Andererseits unterscheiden sich die Reaktionsweisen je nach Persönlichkeit des Einzelnen: Humorvolle Optimisten, welche zudem noch kreativ sind, erleiden kaum Schaden – genau wie die Introvertierten, denen Kontakt- und Ausgangssperren sogar entgegenkommen. Für die Mehrzahl der Menschen wird die Situation allerdings zunehmend prekär, was insbesondere für jene 2,5 Millionen Deutsche gilt, die sich schon vor der Corona-„Lockdown“-Krise in psychiatrischer oder psychologischer Behandlung befanden. Bei denen dürfte es nun oft zu deutlichen Verschlimmerungen der Krankheits- oder Störungsbilder kommen.

Besonders wahrscheinlich ist dabei die Verstärkung oder Entstehung von Angstneurosen und Posttraumatischen Belastungssyndromen, Zwangsstörungen sowie Suchterkrankungen aller Art. Ebenso droht eine Zunahme schwerer Persönlichkeitsstörungen.

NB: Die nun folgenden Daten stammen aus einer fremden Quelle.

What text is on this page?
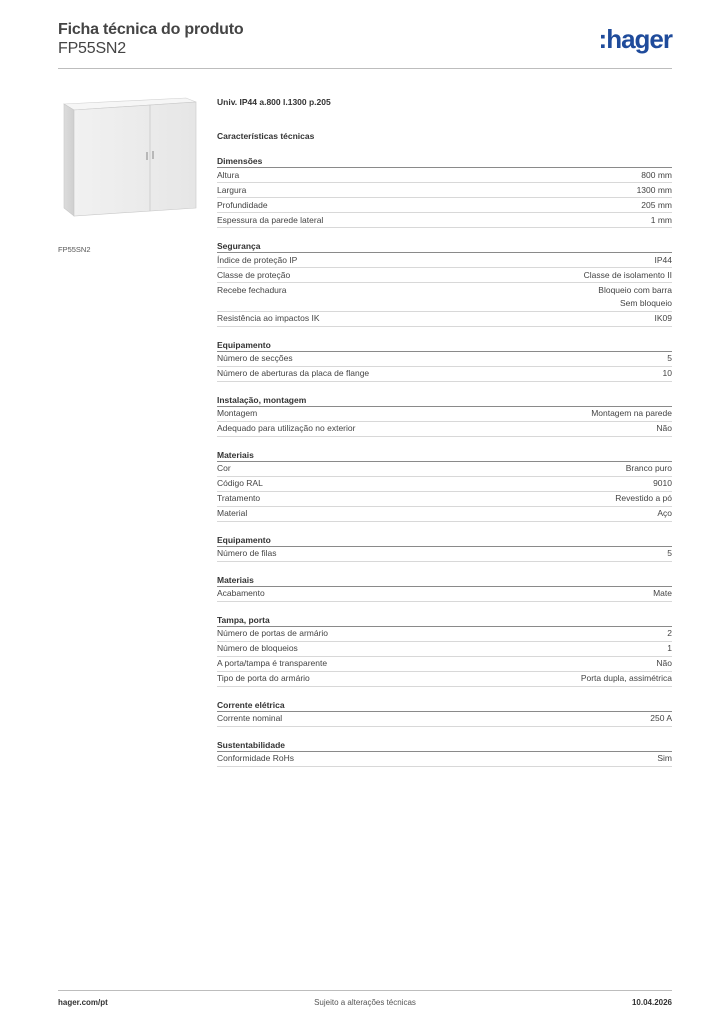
Ficha técnica do produto
FP55SN2	:hager
FP55SN2
Univ. IP44 a.800 l.1300 p.205
Características técnicas
Dimensões
Altura	800 mm
Largura	1300 mm
Profundidade	205 mm
Espessura da parede lateral	1 mm
Segurança
Índice de proteção IP	IP44
Classe de proteção	Classe de isolamento II
Recebe fechadura	Bloqueio com barra
Sem bloqueio
Resistência ao impactos IK	IK09
Equipamento
Número de secções	5
Número de aberturas da placa de flange	10
Instalação, montagem
Montagem	Montagem na parede
Adequado para utilização no exterior	Não
Materiais
Cor	Branco puro
Código RAL	9010
Tratamento	Revestido a pó
Material	Aço
Equipamento
Número de filas	5
Materiais
Acabamento	Mate
Tampa, porta
Número de portas de armário	2
Número de bloqueios	1
A porta/tampa é transparente	Não
Tipo de porta do armário	Porta dupla, assimétrica
Corrente elétrica
Corrente nominal	250 A
Sustentabilidade
Conformidade RoHs	Sim
hager.com/pt	Sujeito a alterações técnicas	10.04.2026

Das böse Erwachen kommt noch

Und sicherlich treten vermehrt Depressionen und andere affektive Psychosen auf, was wachsende Suizidraten impliziert. Über deren genaues Ausmaß lässt sich derzeit nur spekulieren. Nach der Finanzkrise von 2008 ermittelten Wissenschaftler aus Großbritannien und Hongkong einen Anstieg der Selbstmordzahlen in 54 Industriestaaten um durchschnittlich 3,3 Prozent. Das wären in Deutschland reichlich 300 Suizide mehr pro Jahr als sonst. Doch diese Werte könnten in der „Lockdown“-Krise deutlich übertroffen werden, weil die psychischen Belastungen deutlich extremer sind und zudem mehr ohnehin schon gefährdete Menschen treffen.

Die Auswirkungen des seelischen Leidensdrucks der Bevölkerung dürfte umso dramatischer ausfallen, je übertriebener oder ungerechter die staatlicherseits verhängten Einschränkungen im Laufe der Zeit erscheinen und je größer der wirtschaftliche Schaden gerät. Dann könnte es nach dem Ende des Pandemie-Albtraums ein sehr böses Erwachen innerhalb der Gesellschaft geben.   W.K.